Jofuran returned the dark smile and said, “It’s a deal. Weight?”
“Two hundred tons.”
Nickolai smiled. Why did it figure? “Level Five,” Jofuran said.
“Five?” the kid asked, suddenly much less certain. People who played in level five terrain usually knew what they were doing.
“What’s wrong, can’t fight unless the sun is shining and the birds are chirping?” Jofuran taunted.
“I can play in any kind of weather I like,” the kid sneered, his resolve apparently returning. “Five.”
“Tomorrow, sixteen PST” Jofuran said.
“Be there, ringworm. We’ll kill you.”
“My name’s not ‘ringworm,’ prag. It’s Joey. Use it.”
“Then don’t call me prag, bitch. It’s Matseh.”
“I’ll use it when you earn it, cryokill.”
After the four of them had backed out, Nickolai turned and said, “Are you crazy? You don’t even know how good they are. Maybe they cheat; it’s certainly easy enough to alter a warrior card from the outside. You don’t even know if I’m any good!”
She shrugged and said, “So? If we lose, he’ll feel superior and go away. If we win, well, he’ll feel inferior and will probably try to take it out on us physically.”
“Hey, I wasn’t kidding about the training.”

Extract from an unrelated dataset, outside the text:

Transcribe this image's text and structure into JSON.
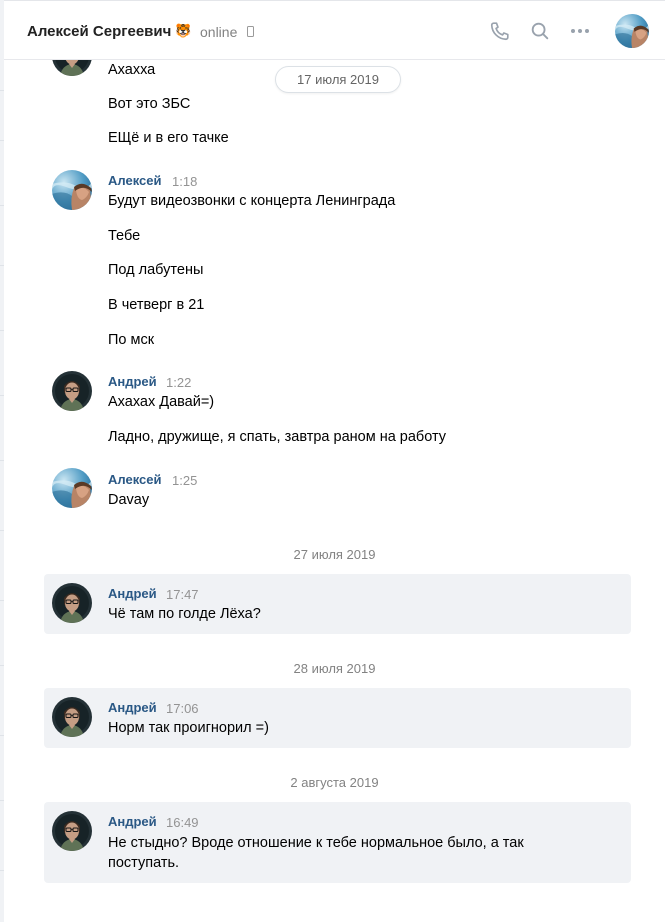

“You would really have hurt them?”
“If I had to.”
Nickolai turned away and said, “Look, let’s get some sleep, then some practice tomorrow, to see how we fight together.”
“Okay,” she said, diving into the water and swimming to the other end of the pool. “See you tomorrow, in the arcade!”
Nickolai merely waved and watched as she climbed out and disappeared through the door to the women’s locker room.